Он поспешно протянул руку к выключателю. Нашел ее влажную ладонь под муслиновой юбкой, внизу живота, между бедрами. И через мгновение там осталась только Его рука. Патриция же целовала Его шею и волосы, все теснее прижимаясь к ним губами и все чаще и все более прерывисто дыша, сдерживая рвущиеся наружу стоны…
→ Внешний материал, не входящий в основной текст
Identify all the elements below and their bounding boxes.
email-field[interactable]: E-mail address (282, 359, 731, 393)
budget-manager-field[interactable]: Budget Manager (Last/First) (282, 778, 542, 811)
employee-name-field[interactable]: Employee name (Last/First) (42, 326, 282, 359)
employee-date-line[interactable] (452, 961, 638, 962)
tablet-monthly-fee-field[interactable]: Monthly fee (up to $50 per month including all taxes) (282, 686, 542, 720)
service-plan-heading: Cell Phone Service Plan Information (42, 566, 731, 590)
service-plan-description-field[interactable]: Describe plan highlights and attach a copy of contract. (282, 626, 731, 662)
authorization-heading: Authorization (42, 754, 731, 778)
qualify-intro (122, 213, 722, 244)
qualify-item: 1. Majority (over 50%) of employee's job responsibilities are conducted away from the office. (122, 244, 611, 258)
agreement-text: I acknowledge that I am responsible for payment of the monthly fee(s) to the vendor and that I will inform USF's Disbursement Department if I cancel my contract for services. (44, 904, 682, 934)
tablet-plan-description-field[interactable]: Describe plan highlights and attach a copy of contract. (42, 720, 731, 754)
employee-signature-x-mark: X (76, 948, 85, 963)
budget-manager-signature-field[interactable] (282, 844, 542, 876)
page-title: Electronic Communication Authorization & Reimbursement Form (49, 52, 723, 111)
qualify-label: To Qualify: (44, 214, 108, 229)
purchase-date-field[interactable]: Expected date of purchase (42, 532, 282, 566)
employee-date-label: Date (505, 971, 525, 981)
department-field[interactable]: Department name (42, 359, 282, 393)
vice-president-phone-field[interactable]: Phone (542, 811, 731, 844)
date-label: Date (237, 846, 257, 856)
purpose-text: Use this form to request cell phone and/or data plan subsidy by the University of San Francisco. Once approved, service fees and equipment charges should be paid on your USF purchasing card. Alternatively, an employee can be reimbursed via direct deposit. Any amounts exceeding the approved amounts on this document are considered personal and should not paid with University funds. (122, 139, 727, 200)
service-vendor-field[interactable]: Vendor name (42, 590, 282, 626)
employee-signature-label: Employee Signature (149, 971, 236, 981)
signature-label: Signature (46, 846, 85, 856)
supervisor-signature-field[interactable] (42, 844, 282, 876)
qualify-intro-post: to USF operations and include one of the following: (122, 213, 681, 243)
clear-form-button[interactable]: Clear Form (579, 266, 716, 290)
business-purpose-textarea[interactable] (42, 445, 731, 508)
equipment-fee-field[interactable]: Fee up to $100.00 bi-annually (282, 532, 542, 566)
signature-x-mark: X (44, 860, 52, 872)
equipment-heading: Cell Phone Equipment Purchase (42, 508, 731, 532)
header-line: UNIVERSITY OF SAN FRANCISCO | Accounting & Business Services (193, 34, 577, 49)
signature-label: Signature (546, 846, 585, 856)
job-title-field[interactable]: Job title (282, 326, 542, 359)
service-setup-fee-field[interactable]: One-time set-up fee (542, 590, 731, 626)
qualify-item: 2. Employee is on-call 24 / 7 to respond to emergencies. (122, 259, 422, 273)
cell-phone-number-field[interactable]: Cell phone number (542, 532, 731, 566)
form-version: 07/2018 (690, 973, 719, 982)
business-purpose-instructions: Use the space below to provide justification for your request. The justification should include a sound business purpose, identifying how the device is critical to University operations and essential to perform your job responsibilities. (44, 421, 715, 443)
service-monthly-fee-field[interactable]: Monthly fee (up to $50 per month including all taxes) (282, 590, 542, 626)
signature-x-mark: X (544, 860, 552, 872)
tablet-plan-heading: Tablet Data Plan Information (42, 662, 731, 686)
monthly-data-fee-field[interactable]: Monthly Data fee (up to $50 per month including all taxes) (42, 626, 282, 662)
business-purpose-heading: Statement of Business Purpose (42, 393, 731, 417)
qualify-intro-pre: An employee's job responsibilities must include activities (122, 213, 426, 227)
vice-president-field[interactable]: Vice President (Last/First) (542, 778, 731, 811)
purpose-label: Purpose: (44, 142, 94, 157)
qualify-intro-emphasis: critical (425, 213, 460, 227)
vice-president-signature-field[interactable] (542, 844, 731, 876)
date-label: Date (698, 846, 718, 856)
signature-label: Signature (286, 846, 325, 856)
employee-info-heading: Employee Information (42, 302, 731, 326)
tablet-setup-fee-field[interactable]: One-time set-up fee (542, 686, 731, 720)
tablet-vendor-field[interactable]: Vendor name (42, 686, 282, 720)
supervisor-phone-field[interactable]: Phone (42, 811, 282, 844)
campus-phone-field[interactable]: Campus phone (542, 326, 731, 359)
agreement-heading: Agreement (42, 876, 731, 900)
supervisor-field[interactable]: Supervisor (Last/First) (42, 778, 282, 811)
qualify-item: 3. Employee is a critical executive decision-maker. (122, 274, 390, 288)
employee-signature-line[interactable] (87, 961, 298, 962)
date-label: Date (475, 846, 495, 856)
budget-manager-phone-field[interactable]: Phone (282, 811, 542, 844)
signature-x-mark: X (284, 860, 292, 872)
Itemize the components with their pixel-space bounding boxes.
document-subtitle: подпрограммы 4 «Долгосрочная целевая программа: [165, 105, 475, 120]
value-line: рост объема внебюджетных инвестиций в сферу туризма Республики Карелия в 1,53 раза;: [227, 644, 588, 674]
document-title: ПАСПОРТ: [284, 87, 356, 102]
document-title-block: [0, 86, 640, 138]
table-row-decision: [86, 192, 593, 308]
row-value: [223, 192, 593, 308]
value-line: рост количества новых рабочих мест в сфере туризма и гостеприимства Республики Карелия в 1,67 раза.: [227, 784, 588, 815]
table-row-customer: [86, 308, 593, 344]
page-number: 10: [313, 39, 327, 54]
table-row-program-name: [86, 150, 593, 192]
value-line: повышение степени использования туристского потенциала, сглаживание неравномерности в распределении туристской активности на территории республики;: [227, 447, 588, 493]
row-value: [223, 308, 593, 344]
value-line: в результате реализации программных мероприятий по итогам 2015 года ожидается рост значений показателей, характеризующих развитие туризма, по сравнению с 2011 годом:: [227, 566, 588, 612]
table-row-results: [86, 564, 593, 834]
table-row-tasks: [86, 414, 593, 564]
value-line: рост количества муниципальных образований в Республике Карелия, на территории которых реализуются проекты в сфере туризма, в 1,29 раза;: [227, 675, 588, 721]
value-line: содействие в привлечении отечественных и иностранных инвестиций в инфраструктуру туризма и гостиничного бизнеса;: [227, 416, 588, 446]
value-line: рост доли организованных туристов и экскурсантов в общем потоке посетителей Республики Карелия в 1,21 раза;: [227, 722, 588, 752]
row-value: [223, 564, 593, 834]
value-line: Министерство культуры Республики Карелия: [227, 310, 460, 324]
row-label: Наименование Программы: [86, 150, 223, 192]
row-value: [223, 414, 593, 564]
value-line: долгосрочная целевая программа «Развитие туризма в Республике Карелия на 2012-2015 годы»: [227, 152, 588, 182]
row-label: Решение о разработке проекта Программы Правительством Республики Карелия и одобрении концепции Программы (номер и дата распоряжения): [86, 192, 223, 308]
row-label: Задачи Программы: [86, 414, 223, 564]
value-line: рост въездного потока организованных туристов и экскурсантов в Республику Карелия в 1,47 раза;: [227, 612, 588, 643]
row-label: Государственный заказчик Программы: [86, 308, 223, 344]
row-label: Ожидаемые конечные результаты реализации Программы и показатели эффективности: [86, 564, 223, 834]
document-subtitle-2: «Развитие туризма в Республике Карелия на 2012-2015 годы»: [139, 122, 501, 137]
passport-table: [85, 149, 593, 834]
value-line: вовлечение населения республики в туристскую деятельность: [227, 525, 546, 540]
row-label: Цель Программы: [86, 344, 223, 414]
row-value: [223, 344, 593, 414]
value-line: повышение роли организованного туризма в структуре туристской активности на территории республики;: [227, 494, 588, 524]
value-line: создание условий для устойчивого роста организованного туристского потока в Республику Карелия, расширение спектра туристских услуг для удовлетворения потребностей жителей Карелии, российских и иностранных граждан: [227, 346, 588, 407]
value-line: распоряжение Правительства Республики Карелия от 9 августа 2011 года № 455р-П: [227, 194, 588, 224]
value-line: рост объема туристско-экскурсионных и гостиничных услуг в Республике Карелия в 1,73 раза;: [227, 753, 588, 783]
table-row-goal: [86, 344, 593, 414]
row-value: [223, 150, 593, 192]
Он помнит, что утром попросил, чтобы она дала ему свою книгу на обратном пути из Каппадокии в Анталью. Долго искать это «кое-что» Ему не пришлось. Уж на пятой странице Памук начинает свой эпический рассказ чувственным, деликатным описанием страстного соития восемнадцатилетней Фюсун и ее любовника, тридцатилетнего Кемаля. В этом коротком, занимающем один абзац описании нет ничего особенного, ничего такого, о чем Патриция не знала бы из множества других книг – она впитывала их в себя, как сухая губка впитывает воду. И все же именно этот абзац вызвал у нее прилив сексуального возбуждения, настолько сильного, что она забыла на несколько минут, что находится в автобусе, полном людей. Он помнит, что отложил тогда все «важные и обязательные к прочтению» научные статьи и документацию, которые прилетели с ним в Анталью, и несколько следующих дней на пляже провел в обнимку с томиком «Музея невинности» Памука. Сначала Ему хотелось просто найти в этой книге объяснение поведению Патриции, потом это стало не очень важно, а затем и вовсе потеряло всякое значение. Его увлекла таинственная история любви, которая не имела права на существование. Первый раз в жизни Он тогда задал себе вопрос: что же такое на самом деле любовь? Он помнит, как с сожалением отложил в сторону прочитанную книгу, закурил и попытался представить себе жизнь без Патриции. И не смог – у Него просто не получилось тогда. Он и сегодня помнит, как любил ее. Однажды, уже много лет спустя, уже после их развода, она как-то спросила Его по-дружески, без всякой злости, агрессии, претензии и жалости, любил ли Он ее когда-нибудь. И Он тогда помолчал немного, а потом ответил:

– Не знаю, заметила ли ты это вообще, но однажды на пляже в Антальи, очень давно, я как-то разбудил тебя, целуя твои плечи. Ты отряхнулась от моих губ и моей нежности – как пес отряхивается, когда мокрый вылезает из озера, и сообщила мне, что у меня на губах песок и чтобы я «немедленно, черт меня дери, перестал!», потому что делаю тебе больно, дотрагиваясь до, снова процитирую, «твоих облезлых от солнца плеч». Никогда раньше я не любил тебя так, как тогда, в тот самый момент, там, в Турции, склонившись над твоими плечами, с ранящими тебя песчинками на своих губах. Я очень хотел тебе тогда об этом сказать, но вдруг мне показалось, что ты мне ответишь, что все это какие-то старомодные чертовы глупости. Так что да, я тебя любил. И не только из-за Памука…

Этих прерванных снов и пробуждений Патриции Он никогда не забудет. По очень разным – крайне разным – причинам.

Он снова взглянул на зеленый монитор над головой. В левом нижнем углу экрана мигала нечеткая надпись: 22 September. Двадцать второе сентября. Первый день осени. Маккорник говорил, что у Него в мозгу что-то лопнуло восемнадцатого марта. Вот же мать твою за ногу! Он проспал всю весну, все лето и проснулся именно осенью. Как какой-то запутавшийся суслик, который впал в зимнюю спячку совсем не тогда, когда должен был. Он гнил в этой идиотской спячке лучшее время года! «Как же можно было так бессмысленно потратить столько времени?!» – думал Он со злостью, закусывая крепко сжатые губы. Почему, ну почему не могло у Него лопнуть в мозгу хотя бы в третьей декаде августа? В августе Он же должен быть провести неделю с Эвой на Мадейре. Все было уже забронировано. С приятным и разумным гинекологом, который мог дать Эве бюллетень, уже тоже все было обговорено. В мае Он должен был лететь на конгресс в Брисбен – конгресс такой же дурацкий, как гипотетический симпозиум лесников Подлесья по вопросу геодезического программирования методов поиска залежей торфа, не имеющий никакой научной ценности и сродни рыбному рынку, только вместо рыбы программное обеспечение и много-много покупателей-китайцев, но зато в Брисбене, а значит – недалеко от Сиднея и Сесильки. Поэтому Он в фирме сообщил, что поедет «поторговать», но не меньше, чем на десять дней. Летом у Эвы каникулы, а значит – можно было их разделить между Его Берлином, ее Познанью и поездкой, первый раз с ее мальчиками, на Кипр.